VMware Cloud Community
dcastro
Contributor
Contributor

MSCS guests losing heartbeat connection

Hi All,

Scenario:

- 2 MSCS 2003 guests installed on two ESX 3.5 (build 153875) hosts.

- MSCS guests booting from local storage.

Issue:

Everytime a MSCS guest is rebooted, it lost the heartbeat connection. A new reboot solves the problem and the heartbeat comes back again.

The second guest was a clone from the 1st one.

There are some patches after build 153875 but they don't seem specific to adress this issue.

I appreciate any recommendation/suggestion.

Thanks,

-Diego.

0 Kudos
5 Replies
jbruelasdgo
Virtuoso
Virtuoso

have you added the virtual NICs before adding the virtual disks??

Jose B Ruelas

Jose B Ruelas http://aservir.wordpress.com
0 Kudos
Rumple
Virtuoso
Virtuoso

When you say it loses the hearbeat, do you mean the heartbeat network shows as down in the cluster administrator?

Does esx think that the virtual nic is not connected?

Does windows think the cable is disconnected or does it look like it should be working, but isn't?

Are you able to ping the other heartbeat ip from each of the guests?

Are you using a physical switch between the esx hosts for heartbeat network or a crossover cable? If Physical switch, what kind of switch?

Are you using a seperate ip space from your public network?

If the heartbeat nic looks up, but you can't seem to see the other server over that link I'd suspect ARP issues.

quote - The second guest was a clone from the 1st one.

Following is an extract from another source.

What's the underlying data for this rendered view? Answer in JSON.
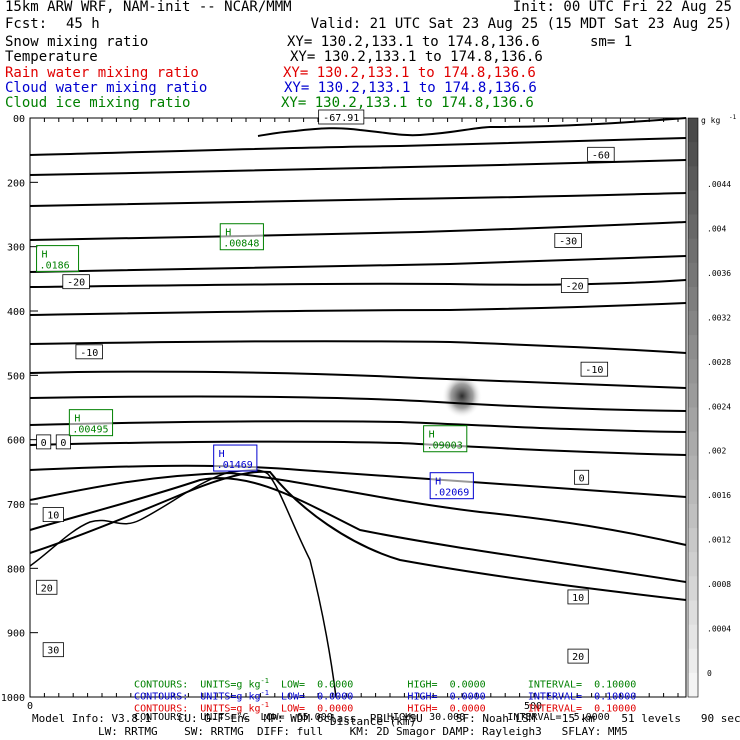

Did you run sysprep or newsid on that clone prior to using it?

0 Kudos
dcastro
Contributor
Contributor

Jose,

The vNics were added before the disks. Is there any problem working like this?

Thanks

0 Kudos
dcastro
Contributor
Contributor

Rumple,

Under Cluadmin, the Heartbeat connection appears as down and it is not possible to ping the second node heartbeat from the first and vice versa.

Under ESX, the vNic stays connected.

Windows doesn't show NIC down status.

The heartbeat connection is made by crossover cable.

I would not point to ARP resolution once the problem is solved after a reboot, but I will check it.

I used sysprep to clone the guest.

A coworker remember me an important detail: Teaming on the interfaces. I don't have access on the environment yet, but I suspect that there is NIC teaming on the vSwitch for the heartbeat.....

Thanks for the reply.

Diego Castro

0 Kudos
dcastro
Contributor
Contributor

Hi Team,

The Heartbeat issue was solved removing the teaming on the vSwitch for the hearbeat. VMWare nor Microsoft support clustering with teaming on the heartbeat interfaces due to unexpected behavior for the heartbeat.

Thanks everybody.

Diego.

0 Kudos